The white unemployment rate is 3.7 percent. The black-white gap in hiring and pay has existed for decades, with the black unemployment rate typically more than double that of whites. But the gap has narrowed slightly to 1.85 times higher unemployment for blacks instead of 2 times as much.
African Americans face a number of barriers to employment, including biases from recruiters. An oft-cited study in 2004 took the same résumés and put more “white sounding names” and “black sounding names” on others.
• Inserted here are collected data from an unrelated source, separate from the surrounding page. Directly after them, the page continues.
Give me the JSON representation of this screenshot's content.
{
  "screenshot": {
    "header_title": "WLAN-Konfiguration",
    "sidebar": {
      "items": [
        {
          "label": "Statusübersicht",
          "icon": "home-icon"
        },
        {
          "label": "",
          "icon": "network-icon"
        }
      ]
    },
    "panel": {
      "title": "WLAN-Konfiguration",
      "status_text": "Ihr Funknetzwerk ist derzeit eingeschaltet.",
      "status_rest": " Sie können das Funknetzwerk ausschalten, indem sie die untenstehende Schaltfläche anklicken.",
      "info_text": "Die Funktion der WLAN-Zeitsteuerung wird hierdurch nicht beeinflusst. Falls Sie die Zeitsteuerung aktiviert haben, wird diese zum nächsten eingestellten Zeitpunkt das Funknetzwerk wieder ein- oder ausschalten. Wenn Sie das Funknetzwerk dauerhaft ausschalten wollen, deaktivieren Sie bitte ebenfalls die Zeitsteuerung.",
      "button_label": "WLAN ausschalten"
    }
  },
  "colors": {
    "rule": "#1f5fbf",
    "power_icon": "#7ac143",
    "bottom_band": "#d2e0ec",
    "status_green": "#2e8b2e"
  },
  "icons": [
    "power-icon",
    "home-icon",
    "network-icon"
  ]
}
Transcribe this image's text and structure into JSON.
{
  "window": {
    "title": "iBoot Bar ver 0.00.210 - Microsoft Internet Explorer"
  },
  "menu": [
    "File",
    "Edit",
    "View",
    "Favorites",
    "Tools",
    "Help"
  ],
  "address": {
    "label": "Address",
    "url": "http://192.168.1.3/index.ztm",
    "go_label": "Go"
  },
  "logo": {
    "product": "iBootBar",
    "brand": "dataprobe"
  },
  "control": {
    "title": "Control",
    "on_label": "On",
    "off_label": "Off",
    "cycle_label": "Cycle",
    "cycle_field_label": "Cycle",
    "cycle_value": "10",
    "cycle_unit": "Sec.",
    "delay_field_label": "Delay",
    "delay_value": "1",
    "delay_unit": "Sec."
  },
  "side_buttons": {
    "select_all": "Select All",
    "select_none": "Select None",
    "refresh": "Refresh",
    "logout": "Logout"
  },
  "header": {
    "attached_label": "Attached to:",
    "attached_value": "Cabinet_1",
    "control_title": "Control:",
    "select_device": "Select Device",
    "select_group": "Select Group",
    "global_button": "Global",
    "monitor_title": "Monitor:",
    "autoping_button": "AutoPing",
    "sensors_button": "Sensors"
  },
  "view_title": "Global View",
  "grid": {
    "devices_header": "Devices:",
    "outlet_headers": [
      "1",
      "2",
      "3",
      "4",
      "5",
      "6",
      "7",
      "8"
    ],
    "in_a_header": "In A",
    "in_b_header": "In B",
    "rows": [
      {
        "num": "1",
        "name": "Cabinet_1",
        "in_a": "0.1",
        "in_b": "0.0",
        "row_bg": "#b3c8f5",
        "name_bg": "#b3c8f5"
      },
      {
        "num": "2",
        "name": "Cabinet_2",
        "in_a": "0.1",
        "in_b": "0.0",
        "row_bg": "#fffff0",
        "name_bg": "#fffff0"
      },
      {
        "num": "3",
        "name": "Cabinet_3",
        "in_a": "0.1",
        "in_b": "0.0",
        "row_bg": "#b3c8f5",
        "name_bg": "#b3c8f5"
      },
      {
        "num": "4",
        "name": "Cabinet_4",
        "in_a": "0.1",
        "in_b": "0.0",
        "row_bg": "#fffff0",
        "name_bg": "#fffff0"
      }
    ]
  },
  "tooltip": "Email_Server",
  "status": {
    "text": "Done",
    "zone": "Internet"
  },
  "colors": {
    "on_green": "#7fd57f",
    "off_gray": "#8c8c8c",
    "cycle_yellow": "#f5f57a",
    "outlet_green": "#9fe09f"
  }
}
The study found that employers were 50 percent more likely to call in the person with the white-sounding name for an interview, even though the two résumés had exactly the same qualifications.
The experiment has been repeated several times since with similar results, leading some minority candidates to attempt “résumé whitening” when they apply for jobs.
Beyond unemployment, African Americans lag far behind whites on pay, wealth and homeownership.
“If you are black and a college graduate, your net worth is still typically two-thirds that of whites who dropped out of high school,” says Darrick Hamilton, an economist at the New School who studies race and opportunity in America.
On the campaign trail, President Trump famously asked African Americans: “What do you have to lose?” by voting for him. He promised his economic agenda would lead to more jobs and higher wages for everyone. He ended up winning 8 percent of the black vote, a bit higher than Mitt Romney in 2012.
Hiring has been strong in Trump's first year in office, especially in manufacturing, construction and health care. The economy added 2.1 million jobs in 2017, the Labor Department said, slightly down from 2.2 million in 2016 and 2.7 million in 2015.
The job growth is “quite impressive for an expansion of this age,” said Mark Hamrick, senior economic analyst at Bankrate. Job growth was widely expected to slow in 2017, regardless of who was in the White House.
Wages, however, continue to be stagnant, especially for African Americans. The median income for black households is still lower than it was in 2000, according to U.S. Census data. There's hope 2018 might finally be the year that changes as employers are finding it harder to hire so they are more likely to want to increase pay to keep the workers they already have.
Trump's approval rate among African Americans remains at just 8 percent, according to Gallup.